The Hog Farm left them out for campers to take and the organisers encouraged people to make fires and get cosy. Feel free to do so.
TOILETS AND WASHING FACILITIES are thin on the ground and not for the faint of heart. If you are wise, you will have picked up a stash of tissues at Vassmer’s. In addition to the Port-O-San at the bottom of the hill, there are also toilet blocks behind the Indian Pavilion in the festival arena and at the top of the hill in front of the main stage, next to the food concessions. For the hygienically minded the best bet is the large and relatively clean FILIPPINI POND, a fifteen minute amble due north of the Free Stage. Skinny-dipping, diving and frolicking are highly recommended, though not compulsory.
Depending on how long it has taken you to get this far, you may find that an area in front of the main gate has started to become the INFORMATION AND COMMUNICATION ZONE – an improvised necessity in a world without the mobile phone. It is a cluster of notice boards, messages on totem poles and tents with helpful people in them. You many not find who you are looking for but you are bound to run into someone or something interesting here all weekend.

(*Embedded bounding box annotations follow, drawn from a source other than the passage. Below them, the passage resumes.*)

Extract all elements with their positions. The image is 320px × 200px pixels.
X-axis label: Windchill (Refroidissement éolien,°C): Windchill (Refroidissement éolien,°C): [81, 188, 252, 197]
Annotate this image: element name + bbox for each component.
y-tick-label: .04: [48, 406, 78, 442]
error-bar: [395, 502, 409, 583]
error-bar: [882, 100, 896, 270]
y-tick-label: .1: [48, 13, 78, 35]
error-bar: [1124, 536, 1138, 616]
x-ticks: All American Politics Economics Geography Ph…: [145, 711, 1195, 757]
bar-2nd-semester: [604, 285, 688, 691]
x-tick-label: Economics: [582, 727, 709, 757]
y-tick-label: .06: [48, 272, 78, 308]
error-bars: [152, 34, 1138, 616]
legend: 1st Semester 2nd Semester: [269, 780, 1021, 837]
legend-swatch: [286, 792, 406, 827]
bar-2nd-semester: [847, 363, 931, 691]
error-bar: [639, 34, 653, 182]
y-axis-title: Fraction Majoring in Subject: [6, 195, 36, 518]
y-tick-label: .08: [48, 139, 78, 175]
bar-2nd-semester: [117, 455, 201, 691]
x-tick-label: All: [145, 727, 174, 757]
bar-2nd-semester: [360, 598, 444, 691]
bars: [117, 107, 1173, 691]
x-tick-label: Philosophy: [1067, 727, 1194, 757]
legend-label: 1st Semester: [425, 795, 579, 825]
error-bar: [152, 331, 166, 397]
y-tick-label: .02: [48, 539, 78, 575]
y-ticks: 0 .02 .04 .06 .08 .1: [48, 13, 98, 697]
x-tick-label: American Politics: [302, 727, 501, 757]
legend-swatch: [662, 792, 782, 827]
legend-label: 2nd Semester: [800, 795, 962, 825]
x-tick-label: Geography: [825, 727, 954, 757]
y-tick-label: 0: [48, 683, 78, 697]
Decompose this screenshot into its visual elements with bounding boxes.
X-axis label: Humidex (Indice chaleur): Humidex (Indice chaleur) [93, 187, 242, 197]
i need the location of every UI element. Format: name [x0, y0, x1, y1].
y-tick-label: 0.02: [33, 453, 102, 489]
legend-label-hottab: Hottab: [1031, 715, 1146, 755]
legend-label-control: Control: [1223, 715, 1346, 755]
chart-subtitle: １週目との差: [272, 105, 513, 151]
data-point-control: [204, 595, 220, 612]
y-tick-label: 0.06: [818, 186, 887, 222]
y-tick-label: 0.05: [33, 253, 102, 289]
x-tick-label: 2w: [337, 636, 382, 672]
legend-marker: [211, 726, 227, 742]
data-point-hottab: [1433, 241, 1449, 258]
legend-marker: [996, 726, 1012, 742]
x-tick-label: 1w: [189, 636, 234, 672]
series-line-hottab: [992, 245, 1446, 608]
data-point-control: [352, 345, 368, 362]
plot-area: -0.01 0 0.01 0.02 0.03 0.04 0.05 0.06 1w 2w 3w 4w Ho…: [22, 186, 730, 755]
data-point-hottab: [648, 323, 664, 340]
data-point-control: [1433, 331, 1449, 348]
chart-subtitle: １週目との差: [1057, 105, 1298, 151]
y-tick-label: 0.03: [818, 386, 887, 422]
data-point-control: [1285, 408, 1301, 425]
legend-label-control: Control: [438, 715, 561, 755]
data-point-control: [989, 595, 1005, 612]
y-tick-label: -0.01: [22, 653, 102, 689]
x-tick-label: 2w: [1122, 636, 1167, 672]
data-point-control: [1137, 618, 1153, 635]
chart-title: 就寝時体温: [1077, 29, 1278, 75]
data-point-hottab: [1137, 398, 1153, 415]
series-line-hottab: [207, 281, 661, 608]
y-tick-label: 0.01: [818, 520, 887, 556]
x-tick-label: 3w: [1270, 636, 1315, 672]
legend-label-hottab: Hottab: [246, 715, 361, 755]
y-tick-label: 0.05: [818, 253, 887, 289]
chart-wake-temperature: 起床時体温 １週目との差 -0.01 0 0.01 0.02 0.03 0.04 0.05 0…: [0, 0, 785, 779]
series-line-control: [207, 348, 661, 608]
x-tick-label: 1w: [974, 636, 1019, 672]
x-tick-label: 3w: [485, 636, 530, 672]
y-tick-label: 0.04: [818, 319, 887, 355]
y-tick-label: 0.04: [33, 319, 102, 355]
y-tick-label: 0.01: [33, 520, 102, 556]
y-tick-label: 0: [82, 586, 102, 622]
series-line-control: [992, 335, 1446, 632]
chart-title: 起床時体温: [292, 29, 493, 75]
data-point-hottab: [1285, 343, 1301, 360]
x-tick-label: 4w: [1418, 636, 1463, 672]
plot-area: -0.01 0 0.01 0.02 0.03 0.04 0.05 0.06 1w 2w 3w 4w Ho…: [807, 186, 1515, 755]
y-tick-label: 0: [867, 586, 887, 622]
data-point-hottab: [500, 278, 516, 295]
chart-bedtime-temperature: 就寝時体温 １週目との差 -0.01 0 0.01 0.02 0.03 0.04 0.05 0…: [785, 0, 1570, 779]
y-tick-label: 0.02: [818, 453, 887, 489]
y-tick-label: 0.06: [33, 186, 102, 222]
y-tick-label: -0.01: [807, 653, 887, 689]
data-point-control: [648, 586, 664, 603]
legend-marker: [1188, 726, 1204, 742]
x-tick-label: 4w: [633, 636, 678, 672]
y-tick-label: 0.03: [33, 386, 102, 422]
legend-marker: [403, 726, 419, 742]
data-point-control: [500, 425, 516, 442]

ABBIE HOFFMAN, the notorious and theatrical political activist, has persuaded the organisers to let him have his own tent in the communication zone. From here, he and other Yippie (Youth International Party) activists will be issuing hastily typed INFORMATION SHEETS to the bamboozled crowd. The Saturday-morning edition, for example, will read as follows: ‘Everything might seem groovy now. But think about tomorrow. Life could get hard. If you’re hip to the facts below, pull together in the spirit of the Catskill mountain guerilla and share everything. Dig It!’ There really isn’t enough food at Woodstock, so take your cue from the man: share what you have and receive gifts graciously. Water is not in short supply, with standpipes widely available, though the functioning of the system is at best erratic. Contrary to the rumours you will be hearing, neither the tap water nor the bottled stuff flown in by the National Guard is laced with LSD.